ConocoPhillips (COP) and Origin Energy Ltd. (ORG) say they plan to approve a liquefied natural gas venture in the middle of this year and begin exports in 2015. The proposal, in Queensland state, follows Santos Ltd. (STO) and BG Group Plc developments and may cost more than A$20 billion, according to Citigroup.
“Some areas of the economy are expected to be very strong, while conditions will be quite difficult in others due to the appreciation of the exchange rate and subdued consumer spending,” the central bank said in a quarterly review in Sydney on May 6.
Household spending accounts for 54 percent of Australia’s economy, and a government report this month showed retail sales unexpectedly fell 0.5 percent in March, the first decline in five months. Sales adjusted to remove inflation stagnated in the three months through March from the previous quarter.
The local dollar surpassed $1.10 on May 2, the highest level since it was freely floated in 1983. The currency’s strength is hurting exporters including Henderson, Western Australia-based shipbuilder Austal Ltd. (ASB)
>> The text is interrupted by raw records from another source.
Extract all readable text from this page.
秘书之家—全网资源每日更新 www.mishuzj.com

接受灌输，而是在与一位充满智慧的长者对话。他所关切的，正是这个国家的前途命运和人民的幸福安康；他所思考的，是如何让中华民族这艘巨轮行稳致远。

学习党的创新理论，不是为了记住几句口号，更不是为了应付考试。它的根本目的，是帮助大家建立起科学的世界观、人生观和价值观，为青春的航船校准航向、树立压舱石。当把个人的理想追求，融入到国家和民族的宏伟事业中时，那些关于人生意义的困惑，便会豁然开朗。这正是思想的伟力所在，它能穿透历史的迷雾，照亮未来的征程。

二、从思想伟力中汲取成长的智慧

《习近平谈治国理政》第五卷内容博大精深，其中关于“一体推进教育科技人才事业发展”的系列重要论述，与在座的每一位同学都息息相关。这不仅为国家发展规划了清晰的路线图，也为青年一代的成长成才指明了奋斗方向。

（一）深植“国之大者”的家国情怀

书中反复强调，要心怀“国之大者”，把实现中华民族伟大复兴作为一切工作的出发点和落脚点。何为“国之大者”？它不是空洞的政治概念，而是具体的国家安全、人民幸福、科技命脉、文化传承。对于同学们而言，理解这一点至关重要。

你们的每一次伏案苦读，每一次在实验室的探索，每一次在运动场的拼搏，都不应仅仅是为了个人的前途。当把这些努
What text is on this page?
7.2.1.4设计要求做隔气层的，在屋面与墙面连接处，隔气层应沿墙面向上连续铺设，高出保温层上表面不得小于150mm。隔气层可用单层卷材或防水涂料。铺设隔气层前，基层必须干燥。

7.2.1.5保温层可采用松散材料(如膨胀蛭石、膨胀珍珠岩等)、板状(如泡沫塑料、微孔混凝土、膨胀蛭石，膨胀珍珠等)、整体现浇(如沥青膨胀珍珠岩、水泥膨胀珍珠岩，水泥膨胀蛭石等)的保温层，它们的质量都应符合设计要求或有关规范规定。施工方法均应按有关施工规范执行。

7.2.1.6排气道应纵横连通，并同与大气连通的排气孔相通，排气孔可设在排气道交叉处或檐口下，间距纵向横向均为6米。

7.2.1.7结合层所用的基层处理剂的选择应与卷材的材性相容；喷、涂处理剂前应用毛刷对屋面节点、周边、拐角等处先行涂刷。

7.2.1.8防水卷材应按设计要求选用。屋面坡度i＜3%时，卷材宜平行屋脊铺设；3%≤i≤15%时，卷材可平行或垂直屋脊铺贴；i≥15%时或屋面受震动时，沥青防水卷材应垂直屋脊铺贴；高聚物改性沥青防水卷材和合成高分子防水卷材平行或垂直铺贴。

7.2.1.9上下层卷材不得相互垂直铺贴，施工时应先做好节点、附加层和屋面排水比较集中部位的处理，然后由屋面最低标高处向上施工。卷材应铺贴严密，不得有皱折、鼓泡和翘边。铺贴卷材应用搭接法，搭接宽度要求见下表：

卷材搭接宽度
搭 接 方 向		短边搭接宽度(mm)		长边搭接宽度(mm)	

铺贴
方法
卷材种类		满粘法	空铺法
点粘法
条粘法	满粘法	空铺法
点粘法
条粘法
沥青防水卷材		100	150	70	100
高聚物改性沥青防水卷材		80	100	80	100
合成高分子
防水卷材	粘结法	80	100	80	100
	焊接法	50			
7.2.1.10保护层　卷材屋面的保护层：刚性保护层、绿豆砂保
The RBA’s benchmark interest rate of 4.75 percent is the developed world’s highest, raising debt payments for homeowners. Myer Holdings Ltd. (MYR) and David Jones Ltd. (DJS), Australia’s biggest department store chains, reported declines in quarterly sales on May 11.
A central bank report today showed loans provided by Australian banks and finance companies were unchanged in April from the previous month. A separate government report showed building approvals fell in April, the third drop in the past four months.
In a quarterly outlook released May 6, the RBA forecast growth will be 4.25 percent this year, unchanged from its February estimate. Consumer prices will rise 3.25 percent over the period, from a previous prediction of 3 percent, and core inflation will quicken to 3 percent from 2.75 percent, it said.
“Australia’s terms of trade are likely to rise further in the June quarter, to be above the level assumed a few months ago -- and at their highest level in at least 140 years -- boosted in particular by high prices for iron ore and coal,” the RBA said, referring to a measure of income earned from exports.
Disrupting trade were floods in Queensland state in January that Prime Minister Julia Gillard called the nation’s most expensive natural disaster. Queensland produces 80 percent of steel-making coal exports from Australia, the world’s biggest supplier, and grows more than 30 percent of the country’s fruit and vegetables.
An area the size of Egypt was declared a disaster zone, including parts of the state capital, Brisbane, and helped push Australia’s trade balance into deficit in February for the first time in almost a year.
Expanding resource projects helped Australia post record employment growth last year before hiring cooled in the first four months of the year. Still, the number of unemployed Australians in April fell to the lowest level since January 2009.
“Most leading indicators point to further growth in employment over the months ahead, although at a slower pace than in 2010,” the Reserve Bank said May 6. It also predicted the jobless rate would fall to 4.25 percent by December 2013.
Lower unemployment has prompted workers to seek higher wages. The Community and Public Sector Union is threatening industrial action including a strike starting July 1 as it seeks annual pay rises of 4 percent. Union workers from BHP to Qantas Airways Ltd., Australia’s biggest airline, are also considering industrial action.
The Australian dollar’s strength is driving consumers to purchase cheaper goods over the Internet, hurting domestic retailers, Patrick Elliott, chairman of JB Hi-Fi Ltd. (JBH) said April 3. The advance in the household savings rate, which reached 9.7 percent at the end of last year from 1.5 percent three years earlier, is further crimping profits.
Further weighing on consumers, the government said this month it will end 23 years of spending growth to help ease inflation pressure and support the return to a budget surplus. Gillard’s administration is trying to ease the need for higher borrowing costs for consumers and businesses.